いよいよ文化祭準備期間に入り、学校は一気に文化祭モード。

私たちのクラスも各係ごとに分かれて、準備を進めることに。

複数の机をくっつけてみんなで集まり、まずは衣装をどう準備するかの話し合いが始まった。



「えーとね……あ、これ、ここなんだけど…」

「えー初めて見た!こんなお店知ってんの百叶!」

「うん、小さい頃からよく行ってて…」


スマホの画面を見せる百叶の周りに集まる女子………の輪の隅に、私。



百叶が同じ衣装係なのはものすごく心強い……けれど、メイド服姿も見たかったなぁ…と少し複雑な気持ち。



「…ね、柚も知ってるよね、このお店」

「……えっ…?」


声をかけられた。

その手にはスマホ。お店のホームページが表示されているようで、カラフルな生地が等間隔で、画面いっぱいに映されていた。

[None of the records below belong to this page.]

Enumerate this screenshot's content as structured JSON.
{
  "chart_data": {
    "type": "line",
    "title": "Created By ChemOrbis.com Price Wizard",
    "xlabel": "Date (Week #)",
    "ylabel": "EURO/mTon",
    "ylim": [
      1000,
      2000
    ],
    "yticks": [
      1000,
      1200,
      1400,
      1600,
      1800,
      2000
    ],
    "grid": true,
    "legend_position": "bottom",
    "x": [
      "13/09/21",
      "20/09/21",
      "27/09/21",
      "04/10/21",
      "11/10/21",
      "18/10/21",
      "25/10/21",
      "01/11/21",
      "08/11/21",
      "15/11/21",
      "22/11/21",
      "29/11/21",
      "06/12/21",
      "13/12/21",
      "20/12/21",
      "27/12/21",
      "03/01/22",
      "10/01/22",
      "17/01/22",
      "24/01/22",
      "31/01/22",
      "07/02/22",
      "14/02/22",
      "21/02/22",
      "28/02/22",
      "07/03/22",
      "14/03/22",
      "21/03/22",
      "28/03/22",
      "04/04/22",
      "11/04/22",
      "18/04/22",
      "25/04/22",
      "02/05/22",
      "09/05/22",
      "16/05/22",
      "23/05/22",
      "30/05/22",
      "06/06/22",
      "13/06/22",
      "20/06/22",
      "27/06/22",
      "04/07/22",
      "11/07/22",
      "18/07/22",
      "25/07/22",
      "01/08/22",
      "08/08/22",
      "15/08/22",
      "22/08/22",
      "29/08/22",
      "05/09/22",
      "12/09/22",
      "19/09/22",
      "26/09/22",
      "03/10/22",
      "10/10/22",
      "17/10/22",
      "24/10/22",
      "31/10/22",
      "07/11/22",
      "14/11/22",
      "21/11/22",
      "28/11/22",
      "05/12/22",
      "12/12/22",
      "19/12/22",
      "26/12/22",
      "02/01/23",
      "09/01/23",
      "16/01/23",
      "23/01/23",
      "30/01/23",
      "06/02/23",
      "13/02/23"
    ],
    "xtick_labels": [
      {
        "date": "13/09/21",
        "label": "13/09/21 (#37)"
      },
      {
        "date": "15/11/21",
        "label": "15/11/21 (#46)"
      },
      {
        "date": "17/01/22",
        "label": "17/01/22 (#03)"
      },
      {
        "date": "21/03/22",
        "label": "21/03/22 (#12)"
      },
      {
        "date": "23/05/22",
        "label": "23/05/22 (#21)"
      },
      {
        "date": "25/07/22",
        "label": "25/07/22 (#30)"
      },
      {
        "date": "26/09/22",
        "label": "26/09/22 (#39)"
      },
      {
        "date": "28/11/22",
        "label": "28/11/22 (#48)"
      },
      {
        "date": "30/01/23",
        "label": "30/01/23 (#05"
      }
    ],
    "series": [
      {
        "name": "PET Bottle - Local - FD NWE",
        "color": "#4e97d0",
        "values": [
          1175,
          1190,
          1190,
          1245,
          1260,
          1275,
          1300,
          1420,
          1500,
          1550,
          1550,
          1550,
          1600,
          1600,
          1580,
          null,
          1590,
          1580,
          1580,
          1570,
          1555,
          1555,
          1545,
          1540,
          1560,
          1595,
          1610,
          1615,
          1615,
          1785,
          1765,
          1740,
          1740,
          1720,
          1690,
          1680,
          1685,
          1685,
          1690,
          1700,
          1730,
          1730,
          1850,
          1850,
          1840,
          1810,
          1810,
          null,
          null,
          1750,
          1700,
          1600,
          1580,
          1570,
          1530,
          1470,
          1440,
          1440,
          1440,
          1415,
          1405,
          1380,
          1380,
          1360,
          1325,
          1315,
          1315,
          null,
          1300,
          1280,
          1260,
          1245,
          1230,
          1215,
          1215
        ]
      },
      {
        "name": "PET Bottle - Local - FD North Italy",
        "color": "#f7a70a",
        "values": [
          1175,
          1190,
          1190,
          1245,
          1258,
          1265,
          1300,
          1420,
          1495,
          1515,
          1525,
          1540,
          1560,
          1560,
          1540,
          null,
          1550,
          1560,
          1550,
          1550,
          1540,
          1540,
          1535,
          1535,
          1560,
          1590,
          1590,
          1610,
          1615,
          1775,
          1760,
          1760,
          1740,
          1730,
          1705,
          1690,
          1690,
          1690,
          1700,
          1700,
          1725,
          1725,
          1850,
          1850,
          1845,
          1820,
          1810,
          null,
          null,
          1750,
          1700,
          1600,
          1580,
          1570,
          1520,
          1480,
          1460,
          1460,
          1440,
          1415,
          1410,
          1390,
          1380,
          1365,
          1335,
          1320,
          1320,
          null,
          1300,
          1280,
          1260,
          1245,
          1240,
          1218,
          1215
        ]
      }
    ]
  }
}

その主ーーー百叶と目を合わせると同時に、集まる視線。


……何だろうこの、いたたまれない感じ……



「……あ、う、うん、私も、知って、ます…」


何とか笑顔を作ってそう答えると、女子たちの視線から解放される。


「へえ〜、やっぱ2人仲いいんだね」

「…あ、うん、中学が一緒で」


そぉなんだ〜、と口々に言う女子の輪に、自然に溶け込んでいる百叶を見て一気に、自分が情けなくなってくる。


……どうして、こうも自分は、いつも…………


百叶みたいに自然に溶け込めたらいいのに、私にはそれが上手くできない……溶け込み方がわからない。


……かといって下手に口を開けば、知らないうちに嫌われてしまうかもしれない…………そう思うと、私はやっぱり何もできなかった。